Гордя в прошлом году ходил по мобилизации на Даурский фронт, вдоволь испытал там всяческих страхов и решил, что больше воевать не будет. Завидев казаков, он спрятался за печку. Платон вытащил его оттуда за шиворот, дал ему хорошую затрещину и велел отправляться во вторую сотню.
— Если не явишься туда, завтра же закатим тебе порку, — посулил он на прощанье.
Когда вышли из избы, Каргин сказал Платону:
— Ты, брат, больно круто берешь. Надо полегче как-нибудь.
— Нечего им за чужой спиной отсиживаться, — ответил Платон, — воевать, так уж всем миром. Таких сволочей только оплеухами и стоит угощать.
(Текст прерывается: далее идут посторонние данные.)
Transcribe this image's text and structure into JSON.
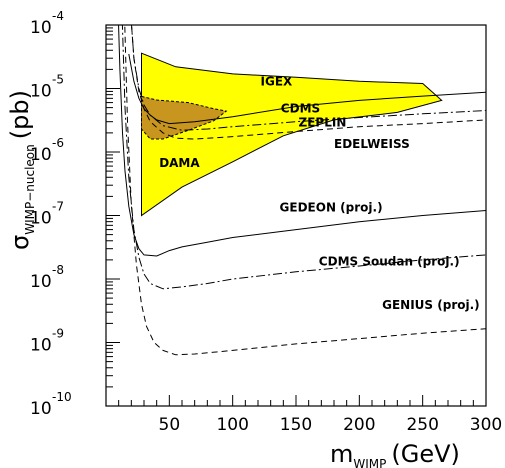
{
  "chart_data": {
    "type": "line",
    "xlabel": {
      "main": "m",
      "sub": "WIMP",
      "unit": "(GeV)"
    },
    "ylabel": {
      "main": "σ",
      "sub": "WIMP−nucleon",
      "unit": "(pb)"
    },
    "xlim": [
      0,
      300
    ],
    "ylim_log10": [
      -10,
      -4
    ],
    "y_scale": "log",
    "x_ticks": [
      50,
      100,
      150,
      200,
      250,
      300
    ],
    "y_ticks": [
      {
        "base": "10",
        "exp": "-4"
      },
      {
        "base": "10",
        "exp": "-5"
      },
      {
        "base": "10",
        "exp": "-6"
      },
      {
        "base": "10",
        "exp": "-7"
      },
      {
        "base": "10",
        "exp": "-8"
      },
      {
        "base": "10",
        "exp": "-9"
      },
      {
        "base": "10",
        "exp": "-10"
      }
    ],
    "regions": [
      {
        "label": "IGEX",
        "fill": "#ffff00",
        "stroke": "#000000",
        "points": [
          [
            28,
            3.6e-05
          ],
          [
            55,
            2.2e-05
          ],
          [
            100,
            1.7e-05
          ],
          [
            150,
            1.5e-05
          ],
          [
            200,
            1.3e-05
          ],
          [
            250,
            1.2e-05
          ],
          [
            265,
            6.5e-06
          ],
          [
            230,
            4.2e-06
          ],
          [
            180,
            3.2e-06
          ],
          [
            140,
            1.8e-06
          ],
          [
            100,
            7e-07
          ],
          [
            60,
            2.8e-07
          ],
          [
            28,
            1e-07
          ]
        ]
      },
      {
        "label": "DAMA",
        "fill": "#c8961e",
        "stroke": "#000000",
        "dashed": true,
        "points": [
          [
            28,
            7.5e-06
          ],
          [
            40,
            6.6e-06
          ],
          [
            65,
            6e-06
          ],
          [
            85,
            4.8e-06
          ],
          [
            95,
            4.4e-06
          ],
          [
            85,
            3.1e-06
          ],
          [
            65,
            2.2e-06
          ],
          [
            45,
            1.6e-06
          ],
          [
            35,
            1.6e-06
          ],
          [
            28,
            2.3e-06
          ]
        ]
      }
    ],
    "series": [
      {
        "name": "CDMS",
        "style": "solid",
        "x": [
          18,
          22,
          26,
          30,
          35,
          40,
          50,
          70,
          100,
          150,
          200,
          250,
          300
        ],
        "y": [
          3.5e-05,
          1.3e-05,
          7e-06,
          4.8e-06,
          3.8e-06,
          3.2e-06,
          2.8e-06,
          3e-06,
          3.6e-06,
          5.2e-06,
          6.5e-06,
          7.6e-06,
          8.7e-06
        ]
      },
      {
        "name": "ZEPLIN",
        "style": "dashdot",
        "x": [
          18,
          22,
          26,
          30,
          35,
          45,
          60,
          80,
          100,
          150,
          200,
          250,
          300
        ],
        "y": [
          0.0004,
          3e-05,
          1e-05,
          5.5e-06,
          3.8e-06,
          2.6e-06,
          2.2e-06,
          2.3e-06,
          2.5e-06,
          3e-06,
          3.5e-06,
          4e-06,
          4.5e-06
        ]
      },
      {
        "name": "EDELWEISS",
        "style": "dashed",
        "x": [
          18,
          22,
          26,
          30,
          35,
          45,
          55,
          70,
          100,
          150,
          200,
          250,
          300
        ],
        "y": [
          0.0004,
          3e-05,
          9e-06,
          4.8e-06,
          3e-06,
          2e-06,
          1.65e-06,
          1.6e-06,
          1.75e-06,
          2.1e-06,
          2.5e-06,
          2.8e-06,
          3.2e-06
        ]
      },
      {
        "name": "GEDEON (proj.)",
        "style": "solid",
        "x": [
          9,
          11,
          13,
          15,
          18,
          22,
          26,
          30,
          40,
          50,
          60,
          80,
          100,
          150,
          200,
          250,
          300
        ],
        "y": [
          0.0004,
          2e-05,
          2e-06,
          5e-07,
          1.4e-07,
          5e-08,
          3e-08,
          2.4e-08,
          2.3e-08,
          2.8e-08,
          3.2e-08,
          3.8e-08,
          4.5e-08,
          6e-08,
          8e-08,
          1e-07,
          1.2e-07
        ]
      },
      {
        "name": "CDMS Soudan (proj.)",
        "style": "dashdot",
        "x": [
          12,
          15,
          18,
          22,
          26,
          30,
          35,
          45,
          60,
          80,
          100,
          150,
          200,
          250,
          300
        ],
        "y": [
          0.0004,
          5e-06,
          4e-07,
          6e-08,
          2.2e-08,
          1.2e-08,
          8.5e-09,
          7e-09,
          7.5e-09,
          8.5e-09,
          1e-08,
          1.3e-08,
          1.6e-08,
          2e-08,
          2.4e-08
        ]
      },
      {
        "name": "GENIUS (proj.)",
        "style": "dashed",
        "x": [
          14,
          17,
          20,
          24,
          28,
          32,
          38,
          45,
          55,
          70,
          100,
          150,
          200,
          250,
          300
        ],
        "y": [
          0.0004,
          3e-06,
          1.5e-07,
          1.7e-08,
          4e-09,
          1.8e-09,
          1e-09,
          7.5e-10,
          6.4e-10,
          6.6e-10,
          7.5e-10,
          9.5e-10,
          1.15e-09,
          1.4e-09,
          1.65e-09
        ]
      }
    ],
    "annotations": [
      {
        "text": "IGEX",
        "x": 122,
        "y": 1.12e-05
      },
      {
        "text": "CDMS",
        "x": 138,
        "y": 4.2e-06
      },
      {
        "text": "ZEPLIN",
        "x": 152,
        "y": 2.5e-06
      },
      {
        "text": "EDELWEISS",
        "x": 180,
        "y": 1.15e-06
      },
      {
        "text": "DAMA",
        "x": 42,
        "y": 5.8e-07
      },
      {
        "text": "GEDEON (proj.)",
        "x": 137,
        "y": 1.15e-07
      },
      {
        "text": "CDMS Soudan (proj.)",
        "x": 168,
        "y": 1.62e-08
      },
      {
        "text": "GENIUS (proj.)",
        "x": 218,
        "y": 3.4e-09
      }
    ]
  }
}
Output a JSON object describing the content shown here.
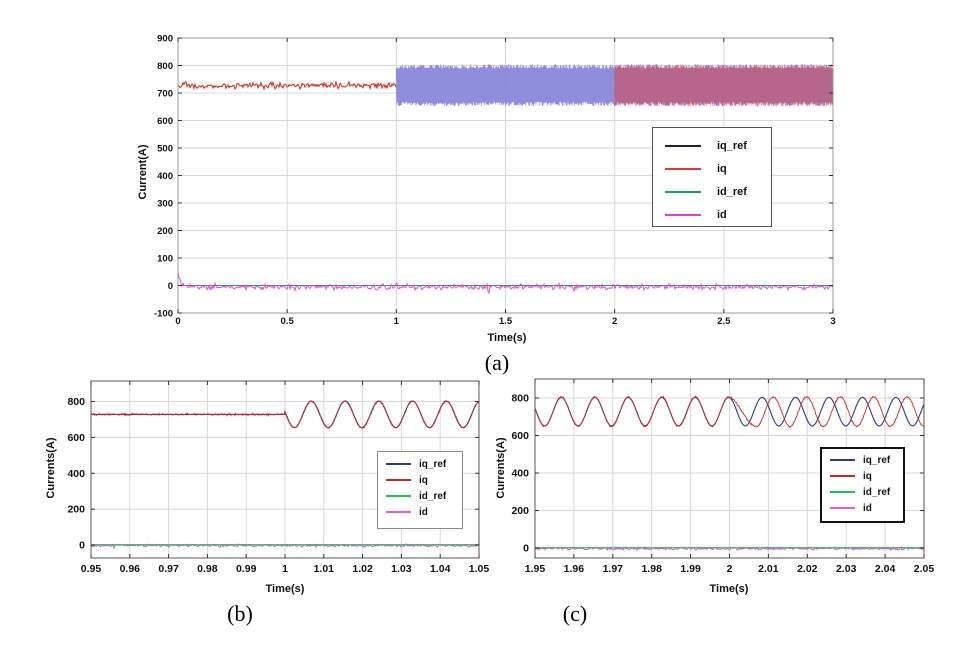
{
  "figure": {
    "background": "#ffffff"
  },
  "chart_data": [
    {
      "id": "a",
      "type": "line",
      "caption": "(a)",
      "xlabel": "Time(s)",
      "ylabel": "Current(A)",
      "xlim": [
        0,
        3
      ],
      "ylim": [
        -100,
        900
      ],
      "grid": true,
      "xticks": [
        "0",
        "0.5",
        "1",
        "1.5",
        "2",
        "2.5",
        "3"
      ],
      "yticks": [
        "-100",
        "0",
        "100",
        "200",
        "300",
        "400",
        "500",
        "600",
        "700",
        "800",
        "900"
      ],
      "legend": {
        "position": "middle-right",
        "entries": [
          {
            "label": "iq_ref",
            "color": "#1b2433"
          },
          {
            "label": "iq",
            "color": "#e0392e"
          },
          {
            "label": "id_ref",
            "color": "#16a66a"
          },
          {
            "label": "id",
            "color": "#e23fd9"
          }
        ]
      },
      "series": [
        {
          "name": "iq_ref",
          "kind": "osc_band",
          "range": [
            1,
            3
          ],
          "low": 652,
          "high": 804,
          "color": "#8482d8",
          "width": 0.8,
          "opacity": 0.9,
          "seed": 11
        },
        {
          "name": "iq",
          "kind": "noisy_flat",
          "range": [
            0,
            1
          ],
          "mean": 727,
          "noise": 16,
          "color": "#dc231b",
          "width": 1,
          "opacity": 1,
          "seed": 21
        },
        {
          "name": "iq",
          "kind": "osc_band",
          "range": [
            2,
            3
          ],
          "low": 651,
          "high": 805,
          "color": "#e03c3c",
          "width": 0.8,
          "opacity": 0.5,
          "seed": 31
        },
        {
          "name": "id_ref",
          "kind": "flat",
          "range": [
            0,
            3
          ],
          "value": 0,
          "color": "#13ad57",
          "width": 1,
          "opacity": 1
        },
        {
          "name": "id",
          "kind": "noisy_flat",
          "range": [
            0,
            3
          ],
          "mean": -5,
          "noise": 14,
          "spike": 60,
          "color": "#e23fd9",
          "width": 0.9,
          "opacity": 1,
          "seed": 41
        }
      ]
    },
    {
      "id": "b",
      "type": "line",
      "caption": "(b)",
      "xlabel": "Time(s)",
      "ylabel": "Currents(A)",
      "xlim": [
        0.95,
        1.05
      ],
      "ylim": [
        -72,
        914
      ],
      "grid": true,
      "xticks": [
        "0.95",
        "0.96",
        "0.97",
        "0.98",
        "0.99",
        "1",
        "1.01",
        "1.02",
        "1.03",
        "1.04",
        "1.05"
      ],
      "yticks": [
        "0",
        "200",
        "400",
        "600",
        "800"
      ],
      "legend": {
        "position": "middle-right",
        "entries": [
          {
            "label": "iq_ref",
            "color": "#2b3a8c"
          },
          {
            "label": "iq",
            "color": "#d42420"
          },
          {
            "label": "id_ref",
            "color": "#17c353"
          },
          {
            "label": "id",
            "color": "#e859e0"
          }
        ]
      },
      "series": [
        {
          "name": "iq_ref",
          "kind": "flat_then_sine",
          "range": [
            0.95,
            1.05
          ],
          "switch": 1,
          "mean": 728,
          "amp": 74,
          "period": 0.0087,
          "phase": 2.97,
          "color": "#2b3a8c",
          "width": 1.1,
          "opacity": 1
        },
        {
          "name": "iq",
          "kind": "track",
          "range": [
            0.95,
            1.05
          ],
          "switch": 1,
          "mean": 728,
          "amp": 74,
          "period": 0.0087,
          "phase": 2.92,
          "noise": 7,
          "color": "#d42420",
          "width": 0.9,
          "opacity": 1,
          "seed": 52
        },
        {
          "name": "id",
          "kind": "noisy_flat",
          "range": [
            0.95,
            1.05
          ],
          "mean": -3,
          "noise": 11,
          "color": "#e23fd9",
          "width": 0.9,
          "opacity": 1,
          "seed": 53
        },
        {
          "name": "id_ref",
          "kind": "flat",
          "range": [
            0.95,
            1.05
          ],
          "value": 2,
          "color": "#17c353",
          "width": 1.2,
          "opacity": 1
        }
      ]
    },
    {
      "id": "c",
      "type": "line",
      "caption": "(c)",
      "xlabel": "Time(s)",
      "ylabel": "Currents(A)",
      "xlim": [
        1.95,
        2.05
      ],
      "ylim": [
        -53,
        901
      ],
      "grid": true,
      "xticks": [
        "1.95",
        "1.96",
        "1.97",
        "1.98",
        "1.99",
        "2",
        "2.01",
        "2.02",
        "2.03",
        "2.04",
        "2.05"
      ],
      "yticks": [
        "0",
        "200",
        "400",
        "600",
        "800"
      ],
      "legend": {
        "position": "middle-right",
        "entries": [
          {
            "label": "iq_ref",
            "color": "#2b3a8c"
          },
          {
            "label": "iq",
            "color": "#d42420"
          },
          {
            "label": "id_ref",
            "color": "#17c353"
          },
          {
            "label": "id",
            "color": "#e859e0"
          }
        ]
      },
      "series": [
        {
          "name": "iq_ref",
          "kind": "sine",
          "range": [
            1.95,
            2.05
          ],
          "tref": 1.95,
          "mean": 727,
          "amp": 76,
          "period": 0.0086,
          "phase": 2.9,
          "color": "#2b3a8c",
          "width": 1.1,
          "opacity": 1
        },
        {
          "name": "iq",
          "kind": "sine_lag",
          "range": [
            1.95,
            2.05
          ],
          "tref": 1.95,
          "mean": 727,
          "amp": 78,
          "period": 0.0086,
          "phase": 2.9,
          "lag": 2.1,
          "lag_start": 2,
          "lag_ramp": 0.007,
          "noise": 6,
          "color": "#d42420",
          "width": 0.9,
          "opacity": 1,
          "seed": 62
        },
        {
          "name": "id",
          "kind": "noisy_flat",
          "range": [
            1.95,
            2.05
          ],
          "mean": -3,
          "noise": 11,
          "color": "#e23fd9",
          "width": 0.9,
          "opacity": 1,
          "seed": 63
        },
        {
          "name": "id_ref",
          "kind": "flat",
          "range": [
            1.95,
            2.05
          ],
          "value": 2,
          "color": "#17c353",
          "width": 1.2,
          "opacity": 1
        }
      ]
    }
  ]
}
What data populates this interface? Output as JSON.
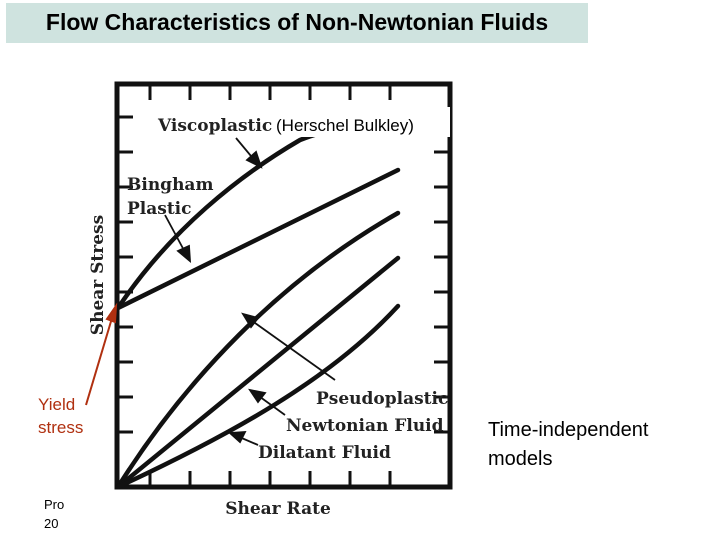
{
  "slide": {
    "title": "Flow Characteristics of Non-Newtonian Fluids"
  },
  "diagram": {
    "axis_y_label": "Shear Stress",
    "axis_x_label": "Shear Rate",
    "labels": {
      "viscoplastic": "Viscoplastic",
      "herschel_bulkley": "(Herschel Bulkley)",
      "bingham_line1": "Bingham",
      "bingham_line2": "Plastic",
      "pseudoplastic": "Pseudoplastic",
      "newtonian": "Newtonian Fluid",
      "dilatant": "Dilatant Fluid"
    }
  },
  "notes": {
    "yield_line1": "Yield",
    "yield_line2": "stress",
    "time_independent_line1": "Time-independent",
    "time_independent_line2": "models",
    "footer_line1": "Pro",
    "footer_line2": "20"
  },
  "colors": {
    "title_background": "#cfe3df",
    "yield_annotation": "#b03010",
    "plot_ink": "#111111"
  }
}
Второй, к кому они зашли, был Сергей Ильич. Платон и другие казаки заробели, и говорить с Сергеем Ильичом пришлось Каргину.
— Ты что же это отличаешься? — сухо спросил он его. — Против красных распинаешься больше всех, а как воевать с ними, так сразу в кусты позвало? Надо совесть иметь.
— Ну, ты меня не совести и не равняй со всеми-то, — взъелся Сергей Ильич.
— Это почему же? — налился злобой Каргин.
— А потому, что я уже одного сына лишился и остальных на убой не погоню. А сам я из возраста вышел, чтобы воевать-то.
— Вон как! Значит, мы должны твои капиталы защищать? Мы дураки, а ты умный? Так выходит, что ли? Где у тебя Никифор и Арся?
— Я здесь, — выходя в кухню из темной столовой, отозвался Никифор, красный от стыда.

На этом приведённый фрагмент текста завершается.